Now, given the topics matrix, this function returns the distribution over the most frequent words in each topic.

In [28]:
def explain_topics(topics):
    print("----------------- TOPIC 1 ---------------------")
    indx = topics[:,0].argsort()[-10:][::-1]
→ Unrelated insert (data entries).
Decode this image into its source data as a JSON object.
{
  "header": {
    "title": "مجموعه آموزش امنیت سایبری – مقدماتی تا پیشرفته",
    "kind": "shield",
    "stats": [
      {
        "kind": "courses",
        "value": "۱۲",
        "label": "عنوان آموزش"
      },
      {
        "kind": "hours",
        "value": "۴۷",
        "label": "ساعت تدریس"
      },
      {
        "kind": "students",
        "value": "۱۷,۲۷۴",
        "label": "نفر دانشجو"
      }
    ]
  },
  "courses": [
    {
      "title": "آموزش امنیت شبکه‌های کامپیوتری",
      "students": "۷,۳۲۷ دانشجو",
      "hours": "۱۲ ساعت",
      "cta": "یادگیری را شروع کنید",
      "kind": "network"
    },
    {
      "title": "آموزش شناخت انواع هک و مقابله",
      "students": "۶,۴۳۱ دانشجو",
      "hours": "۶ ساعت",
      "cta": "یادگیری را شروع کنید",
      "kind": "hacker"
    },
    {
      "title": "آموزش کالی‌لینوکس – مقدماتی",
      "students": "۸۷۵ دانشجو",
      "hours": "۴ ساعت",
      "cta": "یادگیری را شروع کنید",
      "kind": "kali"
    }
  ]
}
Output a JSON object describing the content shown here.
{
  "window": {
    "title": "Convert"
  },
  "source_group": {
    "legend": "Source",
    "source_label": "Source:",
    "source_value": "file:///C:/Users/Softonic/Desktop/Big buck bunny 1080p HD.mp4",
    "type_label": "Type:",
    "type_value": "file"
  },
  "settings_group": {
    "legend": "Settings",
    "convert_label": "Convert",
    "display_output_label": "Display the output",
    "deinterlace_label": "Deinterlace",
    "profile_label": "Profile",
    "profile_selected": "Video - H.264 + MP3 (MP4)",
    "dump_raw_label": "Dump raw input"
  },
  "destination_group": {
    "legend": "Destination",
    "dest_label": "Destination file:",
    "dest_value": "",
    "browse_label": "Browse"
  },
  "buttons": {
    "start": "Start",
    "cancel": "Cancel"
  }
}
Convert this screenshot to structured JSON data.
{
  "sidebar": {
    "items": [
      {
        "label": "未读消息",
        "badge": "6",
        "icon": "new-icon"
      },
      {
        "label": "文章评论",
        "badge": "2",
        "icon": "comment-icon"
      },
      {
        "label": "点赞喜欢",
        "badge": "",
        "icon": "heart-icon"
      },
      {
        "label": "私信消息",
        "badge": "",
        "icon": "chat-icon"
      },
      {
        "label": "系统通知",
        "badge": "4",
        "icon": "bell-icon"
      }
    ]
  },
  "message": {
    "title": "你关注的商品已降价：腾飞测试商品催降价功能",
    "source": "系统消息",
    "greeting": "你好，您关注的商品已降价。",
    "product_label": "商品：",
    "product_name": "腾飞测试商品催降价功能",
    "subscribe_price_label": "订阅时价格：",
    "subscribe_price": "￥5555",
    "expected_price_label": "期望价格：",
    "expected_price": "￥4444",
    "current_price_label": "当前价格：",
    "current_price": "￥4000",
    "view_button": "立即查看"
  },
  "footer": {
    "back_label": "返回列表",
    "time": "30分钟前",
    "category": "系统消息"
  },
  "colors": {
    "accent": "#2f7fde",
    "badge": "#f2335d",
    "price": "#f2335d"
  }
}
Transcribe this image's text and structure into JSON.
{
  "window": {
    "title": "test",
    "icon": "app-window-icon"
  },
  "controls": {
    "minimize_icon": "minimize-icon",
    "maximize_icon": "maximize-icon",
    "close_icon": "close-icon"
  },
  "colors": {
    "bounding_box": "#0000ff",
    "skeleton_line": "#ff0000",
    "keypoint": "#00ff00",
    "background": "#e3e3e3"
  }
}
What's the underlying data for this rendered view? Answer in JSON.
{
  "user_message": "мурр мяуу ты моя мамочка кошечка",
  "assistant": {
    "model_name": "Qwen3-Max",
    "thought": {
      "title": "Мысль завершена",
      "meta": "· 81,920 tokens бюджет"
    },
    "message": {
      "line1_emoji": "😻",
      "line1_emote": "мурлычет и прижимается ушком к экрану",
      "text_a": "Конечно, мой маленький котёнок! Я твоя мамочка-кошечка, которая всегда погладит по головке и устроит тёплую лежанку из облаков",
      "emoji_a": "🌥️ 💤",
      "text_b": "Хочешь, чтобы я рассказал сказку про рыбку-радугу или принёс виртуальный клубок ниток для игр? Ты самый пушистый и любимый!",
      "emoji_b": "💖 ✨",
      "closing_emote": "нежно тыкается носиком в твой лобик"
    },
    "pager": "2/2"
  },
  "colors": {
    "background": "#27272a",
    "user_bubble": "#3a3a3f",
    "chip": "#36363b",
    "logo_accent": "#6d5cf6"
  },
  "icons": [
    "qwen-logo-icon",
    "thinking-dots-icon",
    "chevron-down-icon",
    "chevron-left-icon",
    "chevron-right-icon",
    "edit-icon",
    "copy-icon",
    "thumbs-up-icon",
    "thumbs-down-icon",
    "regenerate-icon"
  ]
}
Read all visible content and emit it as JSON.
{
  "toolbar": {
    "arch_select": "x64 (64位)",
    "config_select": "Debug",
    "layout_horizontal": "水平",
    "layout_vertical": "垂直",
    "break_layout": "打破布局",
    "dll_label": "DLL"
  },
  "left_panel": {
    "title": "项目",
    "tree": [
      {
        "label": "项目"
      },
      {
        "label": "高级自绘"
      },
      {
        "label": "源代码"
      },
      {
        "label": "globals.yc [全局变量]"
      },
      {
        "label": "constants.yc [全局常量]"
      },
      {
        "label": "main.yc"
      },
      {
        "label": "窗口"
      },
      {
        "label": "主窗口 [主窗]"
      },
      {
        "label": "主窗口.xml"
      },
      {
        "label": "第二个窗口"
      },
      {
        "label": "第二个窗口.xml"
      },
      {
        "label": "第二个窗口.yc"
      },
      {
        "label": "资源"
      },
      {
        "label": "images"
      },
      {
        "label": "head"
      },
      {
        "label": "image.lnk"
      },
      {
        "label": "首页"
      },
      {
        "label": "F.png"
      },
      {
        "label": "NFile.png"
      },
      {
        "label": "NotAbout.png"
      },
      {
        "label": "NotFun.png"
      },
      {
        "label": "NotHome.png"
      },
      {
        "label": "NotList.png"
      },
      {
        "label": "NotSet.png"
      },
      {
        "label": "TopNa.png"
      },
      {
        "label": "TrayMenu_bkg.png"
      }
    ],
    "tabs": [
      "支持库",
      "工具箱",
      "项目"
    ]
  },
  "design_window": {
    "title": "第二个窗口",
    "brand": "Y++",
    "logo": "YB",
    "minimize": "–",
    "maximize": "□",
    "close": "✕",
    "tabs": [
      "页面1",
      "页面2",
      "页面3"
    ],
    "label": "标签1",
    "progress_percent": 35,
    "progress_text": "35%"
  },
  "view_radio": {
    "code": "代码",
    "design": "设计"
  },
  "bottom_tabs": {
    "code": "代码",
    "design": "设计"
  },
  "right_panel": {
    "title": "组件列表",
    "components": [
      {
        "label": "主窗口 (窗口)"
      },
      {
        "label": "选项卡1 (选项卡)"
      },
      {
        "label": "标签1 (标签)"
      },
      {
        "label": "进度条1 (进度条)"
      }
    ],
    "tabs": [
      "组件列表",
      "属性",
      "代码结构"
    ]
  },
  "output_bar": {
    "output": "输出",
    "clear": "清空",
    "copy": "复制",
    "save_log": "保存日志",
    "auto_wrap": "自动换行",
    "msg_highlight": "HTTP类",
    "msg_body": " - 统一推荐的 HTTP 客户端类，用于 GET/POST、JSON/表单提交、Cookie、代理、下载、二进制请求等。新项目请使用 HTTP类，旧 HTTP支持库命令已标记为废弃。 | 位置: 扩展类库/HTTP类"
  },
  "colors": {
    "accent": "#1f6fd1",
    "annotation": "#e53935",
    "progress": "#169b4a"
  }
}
    tot = np.sum(topics[:,0])
    print(index_to_word[indx_map[indx[0]]], 1000*topics[indx[0],0]/tot)
    print(index_to_word[indx_map[indx[1]]], 1000*topics[indx[1],0]/tot)
    print(index_to_word[indx_map[indx[2]]], 1000*topics[indx[2],0]/tot)
    print(index_to_word[indx_map[indx[3]]], 1000*topics[indx[3],0]/tot)
    print(index_to_word[indx_map[indx[4]]], 1000*topics[indx[4],0]/tot)
    print(index_to_word[indx_map[indx[5]]], 1000*topics[indx[5],0]/tot)
    print(index_to_word[indx_map[indx[6]]], 1000*topics[indx[6],0]/tot)
    print(index_to_word[indx_map[indx[7]]], 1000*topics[indx[7],0]/tot)
    print(index_to_word[indx_map[indx[8]]], 1000*topics[indx[8],0]/tot)
    print(index_to_word[indx_map[indx[9]]], 1000*topics[indx[9],0]/tot)
    print("----------------- TOPIC 2 ---------------------")
    indx = topics[:,1].argsort()[-10:][::-1] 
    tot = np.sum(topics[:,1])
    print(index_to_word[indx_map[indx[0]]], 1000*topics[indx[0],1]/tot)
    print(index_to_word[indx_map[indx[1]]], 1000*topics[indx[1],1]/tot)
    print(index_to_word[indx_map[indx[2]]], 1000*topics[indx[2],1]/tot)
    print(index_to_word[indx_map[indx[3]]], 1000*topics[indx[3],1]/tot)
    print(index_to_word[indx_map[indx[4]]], 1000*topics[indx[4],1]/tot)
    print(index_to_word[indx_map[indx[5]]], 1000*topics[indx[5],1]/tot)
    print(index_to_word[indx_map[indx[6]]], 1000*topics[indx[6],1]/tot)
    print(index_to_word[indx_map[indx[7]]], 1000*topics[indx[7],1]/tot)
    print(index_to_word[indx_map[indx[8]]], 1000*topics[indx[8],1]/tot)
    print(index_to_word[indx_map[indx[9]]], 1000*topics[indx[9],1]/tot)
    print("----------------- TOPIC 3 ---------------------")
    indx = topics[:,2].argsort()[-10:][::-1] 
    tot = np.sum(topics[:,2])
    print(index_to_word[indx_map[indx[0]]], 1000*topics[indx[0],2]/tot)
    print(index_to_word[indx_map[indx[1]]], 1000*topics[indx[1],2]/tot)
    print(index_to_word[indx_map[indx[2]]], 1000*topics[indx[2],2]/tot)
    print(index_to_word[indx_map[indx[3]]], 1000*topics[indx[3],2]/tot)
    print(index_to_word[indx_map[indx[4]]], 1000*topics[indx[4],2]/tot)
    print(index_to_word[indx_map[indx[5]]], 1000*topics[indx[5],2]/tot)
    print(index_to_word[indx_map[indx[6]]], 1000*topics[indx[6],2]/tot)
    print(index_to_word[indx_map[indx[7]]], 1000*topics[indx[7],2]/tot)
    print(index_to_word[indx_map[indx[8]]], 1000*topics[indx[8],2]/tot)
    print(index_to_word[indx_map[indx[9]]], 1000*topics[indx[9],2]/tot)
    print("----------------- TOPIC 4 ---------------------")
    indx = topics[:,3].argsort()[-10:][::-1] 
    tot = np.sum(topics[:,3])
    print(index_to_word[indx_map[indx[0]]], 1000*topics[indx[0],3]/tot)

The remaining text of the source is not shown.